Shepherd Insurance

Shepherd Insurance achieves 270x productivity boost in claims data extraction with OCR automation

270x faster than manual entryProductivity Boost

Under 40 seconds (vs. 3+ hours manually)Processing Time (350-page loss run)

100%Extraction Accuracy (known carriers)

The Challenge

In Property & Casualty insurance, underwriting decisions depend heavily on loss runs — structured claims history documents submitted by brokers in PDF format. The challenge is that every carrier formats these documents differently, making automated parsing difficult. For Shepherd Insurance, a startup scaling its underwriting operations, this meant that processing a single 350-page loss run required an underwriter to spend 3+ hours on manual data entry.

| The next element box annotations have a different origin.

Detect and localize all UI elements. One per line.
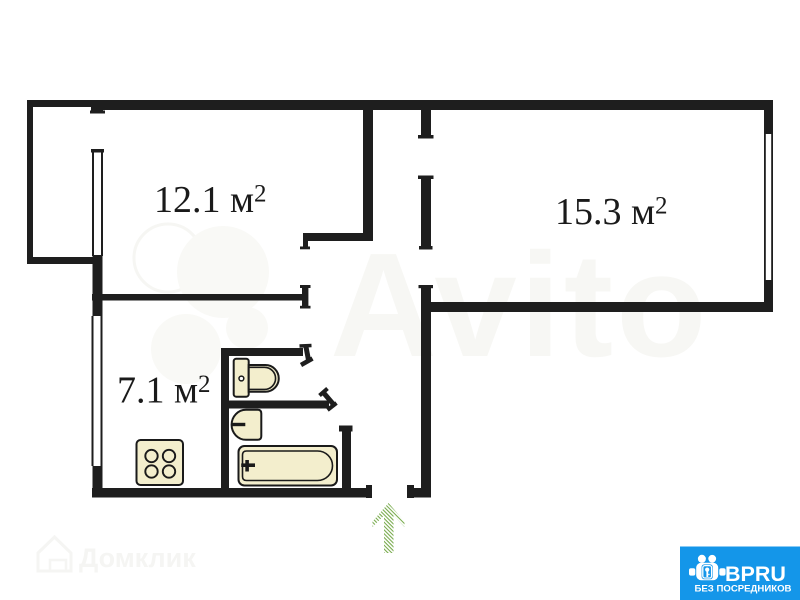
svg-text:15.3 м2: 15.3 м2 bbox=[555, 191, 668, 233]
svg-text:БЕЗ ПОСРЕДНИКОВ: БЕЗ ПОСРЕДНИКОВ bbox=[695, 584, 792, 595]
svg-text:Домклик: Домклик bbox=[79, 543, 196, 573]
svg-text:12.1 м2: 12.1 м2 bbox=[154, 179, 267, 221]
svg-text:7.1 м2: 7.1 м2 bbox=[117, 370, 211, 412]
svg-text:BPRU: BPRU bbox=[725, 562, 786, 586]
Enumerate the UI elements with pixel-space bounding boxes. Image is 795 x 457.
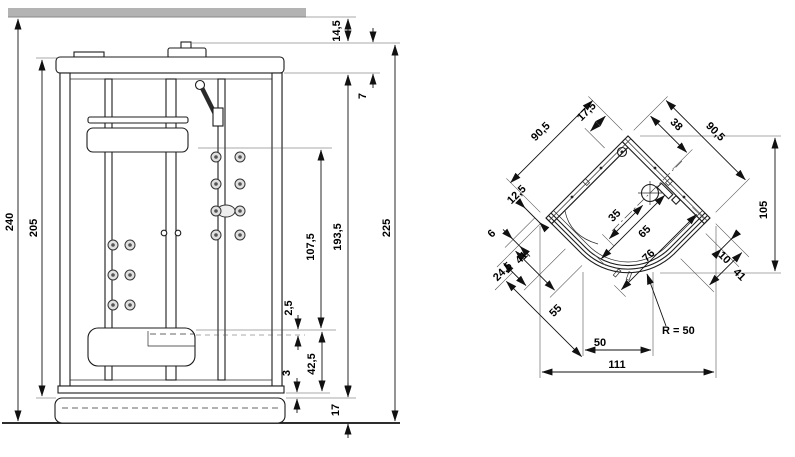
dim-14-5-label: 14,5 xyxy=(331,20,343,41)
dim-35-label: 35 xyxy=(606,207,623,224)
roof-strip xyxy=(74,52,104,57)
shower-tray xyxy=(55,398,285,423)
dim-6-label: 6 xyxy=(485,227,498,240)
front-elevation-view: 240 205 14,5 7 225 193,5 xyxy=(2,8,400,438)
dim-right-wall: 90,5 xyxy=(666,101,745,180)
dim-111: 111 xyxy=(542,359,714,372)
shelf-box xyxy=(87,128,188,152)
plan-view: 90,5 17,5 38 90,5 105 12,5 xyxy=(485,96,781,378)
plan-walls xyxy=(546,136,710,224)
dim-105: 105 xyxy=(758,138,775,271)
dim-7-label: 7 xyxy=(357,93,369,99)
dim-90-5-right-label: 90,5 xyxy=(703,120,727,144)
ceiling-bar xyxy=(8,8,306,17)
shower-cabin-front xyxy=(55,42,285,423)
dim-107-5: 107,5 xyxy=(305,150,321,328)
dim-38: 38 xyxy=(651,116,687,152)
dim-50-label: 50 xyxy=(594,337,606,349)
dim-2-5: 2,5 xyxy=(283,300,298,350)
dim-240: 240 xyxy=(4,19,18,421)
dim-225: 225 xyxy=(381,45,395,421)
right-post xyxy=(272,73,282,386)
dim-2-5-label: 2,5 xyxy=(283,300,295,315)
dim-12-5-label: 12,5 xyxy=(505,183,529,207)
seat xyxy=(88,328,195,366)
dim-12-5: 12,5 xyxy=(505,183,546,229)
dim-41-left: 41 xyxy=(513,249,554,290)
dim-radius: R = 50 xyxy=(647,274,695,337)
dim-107-5-label: 107,5 xyxy=(305,233,317,261)
corner-seat-edge xyxy=(565,211,598,244)
dim-105-label: 105 xyxy=(758,201,770,219)
dim-14-5: 14,5 xyxy=(331,19,348,42)
shower-cabin-drawing: 240 205 14,5 7 225 193,5 xyxy=(0,0,795,457)
dim-7: 7 xyxy=(357,28,373,99)
dim-17: 17 xyxy=(330,383,348,438)
dim-radius-label: R = 50 xyxy=(662,325,695,337)
dim-240-label: 240 xyxy=(4,213,16,231)
curved-glass-front xyxy=(546,211,710,281)
shower-bracket xyxy=(213,108,223,126)
dim-38-label: 38 xyxy=(668,116,685,133)
dim-205-label: 205 xyxy=(28,219,40,237)
dim-10: 10 xyxy=(714,232,738,266)
dim-55: 55 xyxy=(506,281,581,356)
dim-65: 65 xyxy=(601,195,664,258)
shelf-bar xyxy=(88,117,188,123)
dim-42-5: 42,5 xyxy=(306,332,322,391)
dim-90-5-left-label: 90,5 xyxy=(529,120,553,144)
roof-cap xyxy=(56,57,284,73)
dim-55-label: 55 xyxy=(547,302,564,319)
dim-17-5-label: 17,5 xyxy=(575,100,599,124)
dim-41-right-label: 41 xyxy=(731,266,748,283)
door-handle-left xyxy=(613,269,620,277)
dim-42-5-label: 42,5 xyxy=(306,353,318,374)
dim-193-5: 193,5 xyxy=(332,75,348,396)
dim-205: 205 xyxy=(28,60,42,396)
left-post xyxy=(60,73,70,386)
dim-193-5-label: 193,5 xyxy=(332,223,344,251)
dim-225-label: 225 xyxy=(381,219,393,237)
dim-65-label: 65 xyxy=(636,223,653,240)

With no standardized format across carriers, each document demanded custom interpretation. This bottleneck constrained underwriting throughput and introduced the risk of human error in a domain where data accuracy directly affects pricing and risk decisions.

The Solution

Shepherd's engineering team built an automated document processing pipeline centered on SenseML from Sensible, a JSON-based domain-specific language that sits on top of AWS and Azure OCR services. Rather than attempting a general solution upfront, the team took a deliberate approach: they identified the top 8 most common carrier formats in their submission volume and wrote dedicated extraction configurations for each. This gave the platform deterministic, auditable parsing logic for the majority of incoming documents. Underwriters could upload PDFs directly into the platform, with claims data automatically extracted and persisted — no manual entry required. The team evaluated LLM-based approaches, including GPT-4 with large context windows, RAG pipelines, and vector database solutions, before concluding that NLP-driven OCR with a structured DSL was the right fit for this use case.

Results

The automated pipeline delivers a 270x productivity improvement over manual extraction. A 350-page loss run that previously took an underwriter over 3 hours to process manually is now completed in under 40 seconds. For known carrier formats — the top 8 configurations — the system achieves 100% extraction accuracy, eliminating a class of data entry errors that could affect underwriting decisions.

Processing time: <40 seconds vs. 3+ hours manually
Productivity gain: 270x faster
Accuracy: 100% for supported carrier formats

Beyond the raw numbers, underwriters shifted from data entry work to higher-value analysis, and the pipeline removed a key scaling constraint as submission volume grew.

Key Takeaways

OCR with deterministic extraction outperforms LLMs for structured table parsing where 100% accuracy and auditability are non-negotiable — LLMs introduced latency and non-determinism that were unacceptable in this context.
Covering the top N formats first is a pragmatic strategy: building configurations for the 8 most common carriers captured the majority of volume before investing in a general-purpose solution.
Experimentation is load-bearing work, not a detour — testing RAG, vector DBs, GPT-4, and paid AI solutions was what surfaced the right architecture.
Fit-for-purpose tooling matters: a DSL-based OCR layer (SenseML) provided the control and auditability that off-the-shelf LLM wrappers could not.